English: Extent of Chandragupta's empire, with realistic extent, and maximum extent based on a literal reading of territories ceeded by Seleucus.
Critical assessment
Jansari (2023), Chandragupta Maurya: The creation of a national hero in India, p.33, warns that "the dependence on a small group of sources from only one literary tradition necessitates a cautious approach to these texts and the events they describe." (Jansari
According to Tarn (1922), The Greeks in Bactria and India, p.100, Smith's idea that Seleucus handed over more of what is now southern Afghanistan is an exaggeration originating in a statement by Pliny the Elder in his Geographia VI, 69, referring not specifically to the lands received by Chandragupta, but rather to the various opinions of geographers regarding the definition of the word "India."

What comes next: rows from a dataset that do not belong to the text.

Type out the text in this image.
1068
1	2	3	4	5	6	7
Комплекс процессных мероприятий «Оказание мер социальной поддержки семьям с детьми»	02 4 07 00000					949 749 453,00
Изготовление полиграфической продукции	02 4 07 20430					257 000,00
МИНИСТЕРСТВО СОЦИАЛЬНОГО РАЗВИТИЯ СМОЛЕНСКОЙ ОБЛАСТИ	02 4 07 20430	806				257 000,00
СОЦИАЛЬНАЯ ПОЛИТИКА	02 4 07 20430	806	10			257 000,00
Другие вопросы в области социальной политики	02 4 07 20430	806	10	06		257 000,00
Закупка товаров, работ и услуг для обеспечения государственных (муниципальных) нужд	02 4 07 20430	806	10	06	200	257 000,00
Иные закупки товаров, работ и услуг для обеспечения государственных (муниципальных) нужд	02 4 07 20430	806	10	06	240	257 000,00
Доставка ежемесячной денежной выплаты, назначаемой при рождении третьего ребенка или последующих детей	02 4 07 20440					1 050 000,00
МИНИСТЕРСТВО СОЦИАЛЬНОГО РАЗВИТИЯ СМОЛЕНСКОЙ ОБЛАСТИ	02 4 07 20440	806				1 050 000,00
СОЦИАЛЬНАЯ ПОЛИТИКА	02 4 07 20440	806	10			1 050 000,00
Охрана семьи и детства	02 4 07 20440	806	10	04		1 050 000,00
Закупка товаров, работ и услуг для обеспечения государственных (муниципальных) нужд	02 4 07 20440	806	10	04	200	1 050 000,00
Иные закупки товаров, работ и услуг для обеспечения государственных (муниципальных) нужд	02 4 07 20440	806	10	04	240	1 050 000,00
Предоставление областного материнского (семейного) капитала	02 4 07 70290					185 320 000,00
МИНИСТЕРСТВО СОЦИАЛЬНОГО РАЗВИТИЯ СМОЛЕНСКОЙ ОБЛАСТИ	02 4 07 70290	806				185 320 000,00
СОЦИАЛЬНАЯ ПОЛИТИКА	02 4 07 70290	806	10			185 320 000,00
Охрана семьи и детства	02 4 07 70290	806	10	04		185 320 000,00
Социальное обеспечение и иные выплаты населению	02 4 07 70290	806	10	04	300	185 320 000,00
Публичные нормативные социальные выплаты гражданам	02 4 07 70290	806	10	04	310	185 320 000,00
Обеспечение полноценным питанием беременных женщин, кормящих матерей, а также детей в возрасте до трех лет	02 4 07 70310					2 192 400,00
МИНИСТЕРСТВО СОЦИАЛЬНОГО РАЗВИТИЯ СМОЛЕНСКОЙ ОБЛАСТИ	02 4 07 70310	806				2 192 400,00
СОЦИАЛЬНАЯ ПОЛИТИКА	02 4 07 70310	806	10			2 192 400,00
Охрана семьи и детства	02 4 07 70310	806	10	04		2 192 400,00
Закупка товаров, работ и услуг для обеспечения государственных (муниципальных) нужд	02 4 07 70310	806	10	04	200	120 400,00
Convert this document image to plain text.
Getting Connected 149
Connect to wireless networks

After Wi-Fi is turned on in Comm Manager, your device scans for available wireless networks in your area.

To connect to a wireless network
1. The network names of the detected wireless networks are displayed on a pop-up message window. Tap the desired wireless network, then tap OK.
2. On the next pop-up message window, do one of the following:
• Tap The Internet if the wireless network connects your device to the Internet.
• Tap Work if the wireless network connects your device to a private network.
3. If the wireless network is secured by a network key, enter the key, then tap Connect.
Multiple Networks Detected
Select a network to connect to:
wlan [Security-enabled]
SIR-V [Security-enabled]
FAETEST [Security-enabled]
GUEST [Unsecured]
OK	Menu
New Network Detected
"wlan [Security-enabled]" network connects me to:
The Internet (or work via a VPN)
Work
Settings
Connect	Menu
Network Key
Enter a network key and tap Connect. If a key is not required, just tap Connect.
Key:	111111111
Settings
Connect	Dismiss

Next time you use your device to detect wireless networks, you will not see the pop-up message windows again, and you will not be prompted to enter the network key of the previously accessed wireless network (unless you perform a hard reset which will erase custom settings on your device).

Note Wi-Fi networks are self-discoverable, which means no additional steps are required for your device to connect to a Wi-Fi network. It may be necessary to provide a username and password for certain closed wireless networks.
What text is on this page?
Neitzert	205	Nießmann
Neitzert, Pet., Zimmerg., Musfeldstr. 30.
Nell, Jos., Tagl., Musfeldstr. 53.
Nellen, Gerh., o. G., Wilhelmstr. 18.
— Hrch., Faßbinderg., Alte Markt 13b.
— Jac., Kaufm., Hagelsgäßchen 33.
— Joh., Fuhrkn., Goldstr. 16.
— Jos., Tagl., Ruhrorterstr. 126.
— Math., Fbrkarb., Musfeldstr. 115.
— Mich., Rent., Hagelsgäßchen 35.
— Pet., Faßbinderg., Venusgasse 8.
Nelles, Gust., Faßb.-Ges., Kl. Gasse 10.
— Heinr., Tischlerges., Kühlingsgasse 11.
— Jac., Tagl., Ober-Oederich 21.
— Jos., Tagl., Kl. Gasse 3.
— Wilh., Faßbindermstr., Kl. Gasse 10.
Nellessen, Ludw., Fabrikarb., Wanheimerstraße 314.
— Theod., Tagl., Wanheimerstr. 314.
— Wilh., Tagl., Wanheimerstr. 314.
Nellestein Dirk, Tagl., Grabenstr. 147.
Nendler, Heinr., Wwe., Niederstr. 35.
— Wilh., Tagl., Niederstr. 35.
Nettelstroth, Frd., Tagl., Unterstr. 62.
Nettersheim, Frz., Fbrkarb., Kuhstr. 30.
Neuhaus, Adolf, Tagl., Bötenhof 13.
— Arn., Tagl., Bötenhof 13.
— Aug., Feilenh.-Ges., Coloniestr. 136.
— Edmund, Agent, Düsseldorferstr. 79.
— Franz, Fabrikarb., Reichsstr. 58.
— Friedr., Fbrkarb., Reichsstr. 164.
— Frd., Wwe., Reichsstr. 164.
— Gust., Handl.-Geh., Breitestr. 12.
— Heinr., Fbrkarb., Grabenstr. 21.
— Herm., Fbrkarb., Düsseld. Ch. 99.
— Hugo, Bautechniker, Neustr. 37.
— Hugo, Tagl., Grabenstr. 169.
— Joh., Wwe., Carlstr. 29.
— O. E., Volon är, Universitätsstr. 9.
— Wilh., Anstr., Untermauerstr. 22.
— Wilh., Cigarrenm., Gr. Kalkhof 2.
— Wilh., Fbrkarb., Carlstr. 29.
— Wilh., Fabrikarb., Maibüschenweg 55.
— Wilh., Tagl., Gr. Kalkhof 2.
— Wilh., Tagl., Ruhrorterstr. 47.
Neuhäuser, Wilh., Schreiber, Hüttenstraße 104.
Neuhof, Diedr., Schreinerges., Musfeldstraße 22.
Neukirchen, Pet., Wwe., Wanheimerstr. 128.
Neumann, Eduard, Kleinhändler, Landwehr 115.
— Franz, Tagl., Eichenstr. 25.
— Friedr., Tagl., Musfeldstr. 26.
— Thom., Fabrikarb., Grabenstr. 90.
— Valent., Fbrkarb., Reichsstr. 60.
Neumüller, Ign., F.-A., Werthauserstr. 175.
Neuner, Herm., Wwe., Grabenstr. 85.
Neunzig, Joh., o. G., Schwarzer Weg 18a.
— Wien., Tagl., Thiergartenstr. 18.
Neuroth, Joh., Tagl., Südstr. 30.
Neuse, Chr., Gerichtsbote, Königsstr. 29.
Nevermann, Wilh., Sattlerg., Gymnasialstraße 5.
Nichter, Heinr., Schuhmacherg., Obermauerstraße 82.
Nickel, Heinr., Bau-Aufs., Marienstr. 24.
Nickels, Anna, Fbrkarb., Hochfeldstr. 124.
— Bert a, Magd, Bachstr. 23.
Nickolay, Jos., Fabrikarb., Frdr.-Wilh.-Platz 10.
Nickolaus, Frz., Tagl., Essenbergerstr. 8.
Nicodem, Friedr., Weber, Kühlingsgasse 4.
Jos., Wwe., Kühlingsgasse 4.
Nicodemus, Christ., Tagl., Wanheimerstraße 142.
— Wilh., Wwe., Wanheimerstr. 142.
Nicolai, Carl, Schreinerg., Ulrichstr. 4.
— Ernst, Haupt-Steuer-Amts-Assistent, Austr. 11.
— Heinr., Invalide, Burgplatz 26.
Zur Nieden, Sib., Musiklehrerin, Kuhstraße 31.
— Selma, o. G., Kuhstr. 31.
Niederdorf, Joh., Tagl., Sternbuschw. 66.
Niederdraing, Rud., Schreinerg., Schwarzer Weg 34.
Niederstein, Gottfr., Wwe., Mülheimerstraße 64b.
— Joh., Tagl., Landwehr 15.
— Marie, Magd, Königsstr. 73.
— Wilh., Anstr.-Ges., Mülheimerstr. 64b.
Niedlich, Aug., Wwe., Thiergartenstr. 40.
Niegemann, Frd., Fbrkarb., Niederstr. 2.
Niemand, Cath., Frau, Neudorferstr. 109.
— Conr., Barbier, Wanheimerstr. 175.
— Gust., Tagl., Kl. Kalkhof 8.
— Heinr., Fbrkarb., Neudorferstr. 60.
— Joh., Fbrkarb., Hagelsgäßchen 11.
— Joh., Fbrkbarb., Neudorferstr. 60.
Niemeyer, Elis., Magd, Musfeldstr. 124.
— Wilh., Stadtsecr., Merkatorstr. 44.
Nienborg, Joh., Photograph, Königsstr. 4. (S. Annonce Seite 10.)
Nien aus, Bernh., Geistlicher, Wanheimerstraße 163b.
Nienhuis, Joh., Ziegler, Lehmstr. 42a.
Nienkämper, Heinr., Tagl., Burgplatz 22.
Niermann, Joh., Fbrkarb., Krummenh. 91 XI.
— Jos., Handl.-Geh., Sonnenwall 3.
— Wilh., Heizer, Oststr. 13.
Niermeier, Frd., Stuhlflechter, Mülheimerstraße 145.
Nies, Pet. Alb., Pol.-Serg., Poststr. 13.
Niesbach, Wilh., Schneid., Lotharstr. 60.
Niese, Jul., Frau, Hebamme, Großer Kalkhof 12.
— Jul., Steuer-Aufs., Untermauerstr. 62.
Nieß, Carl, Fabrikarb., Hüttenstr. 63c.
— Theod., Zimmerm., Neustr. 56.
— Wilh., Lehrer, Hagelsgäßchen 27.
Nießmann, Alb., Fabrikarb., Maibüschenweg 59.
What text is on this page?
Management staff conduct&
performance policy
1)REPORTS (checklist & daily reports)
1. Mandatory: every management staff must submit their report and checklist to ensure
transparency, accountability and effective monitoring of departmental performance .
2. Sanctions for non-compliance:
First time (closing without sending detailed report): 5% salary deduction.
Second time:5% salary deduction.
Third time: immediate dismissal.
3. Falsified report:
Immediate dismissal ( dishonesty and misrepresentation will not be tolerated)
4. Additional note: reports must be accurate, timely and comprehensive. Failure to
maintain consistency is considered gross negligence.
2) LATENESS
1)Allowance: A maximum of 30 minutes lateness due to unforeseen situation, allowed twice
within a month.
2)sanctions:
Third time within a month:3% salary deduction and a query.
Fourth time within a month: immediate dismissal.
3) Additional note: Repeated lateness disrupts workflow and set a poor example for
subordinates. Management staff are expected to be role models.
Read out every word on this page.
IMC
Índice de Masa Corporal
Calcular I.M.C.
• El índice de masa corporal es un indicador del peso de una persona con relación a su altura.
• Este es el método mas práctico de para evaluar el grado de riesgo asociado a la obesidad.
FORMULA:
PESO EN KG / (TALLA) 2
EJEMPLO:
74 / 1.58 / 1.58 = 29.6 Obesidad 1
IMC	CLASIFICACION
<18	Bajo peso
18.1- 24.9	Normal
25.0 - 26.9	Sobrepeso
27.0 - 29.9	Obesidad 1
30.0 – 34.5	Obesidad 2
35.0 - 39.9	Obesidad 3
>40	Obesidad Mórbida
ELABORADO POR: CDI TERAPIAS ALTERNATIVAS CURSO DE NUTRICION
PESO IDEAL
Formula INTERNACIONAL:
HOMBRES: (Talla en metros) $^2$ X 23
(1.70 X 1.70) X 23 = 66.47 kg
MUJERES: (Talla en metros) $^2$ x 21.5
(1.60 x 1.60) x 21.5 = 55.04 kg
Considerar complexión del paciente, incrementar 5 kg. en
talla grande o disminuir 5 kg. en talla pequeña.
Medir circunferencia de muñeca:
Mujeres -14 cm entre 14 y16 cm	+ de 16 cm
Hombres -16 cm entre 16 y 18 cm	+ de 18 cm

According to Kosmin (2014), The Land of the Elephant Kings: Space, Territory, and Ideology in Seleucid Empire, p.33: "Seleucus transferred to Chandragupta's kingdom the easternmost satrapies of his empire, certainly Gandhara, Parapamisadae, and the eastern parts of Gedrosia, and possibly also Arachosia and Aria as far as Herat."
Gedrosia
V.A. Smith (1914), Early History of India,p.151: "The satrapy of Gedrosia (or Gadrosia) extended far to the west, and probably only the eastern part of it was annexed by Chandragupta. The Malin [Malan] range of mountains, which Alexander experienced such difficulty in crossing, would have furnished a natural boundary.
Tarn further refers to Eratosthenes, who states (in Tarn words) that "Alexander [...] took away from Iran the parts of these three satrapies which lay along the Indus and made of them separate [...] governments or province; it was these which Seleucus ceded, being districts predominantly Indian in blood. In Gedrosia the boundary is known: the country ceded was that between the Median Hydaspes (probably the Purali [Porali]) and the Indus."
Aria
The acquisition of Aria (modern Herat) is disputed. Tarn (1922), p.100, explicitly criticises V.A. Smith: "Extravagant ideas have been put forward as to what Seleucus did cede [...] The worst has been that of V. A. Smith, who gave Chandragupta the satrapies of Gedrosia, Arachosia, Paropamisadae, and Aria on the strength of Pliny VI, 69, a historical absurdity of unknown origin."
According to Raychaudhuri & Mukherjee (1996), p.594, it "has been wrongly included in the list of ceded satrapies by some scholars [...] on the basis of wrong assessments of the passage of Strabo [...] and a statement by Pliny." According to John D Grainger (2014, p. 109), "Seleucus "must [...] have held Aria", and furthermore, his "son Antiochos was active there fifteen years later".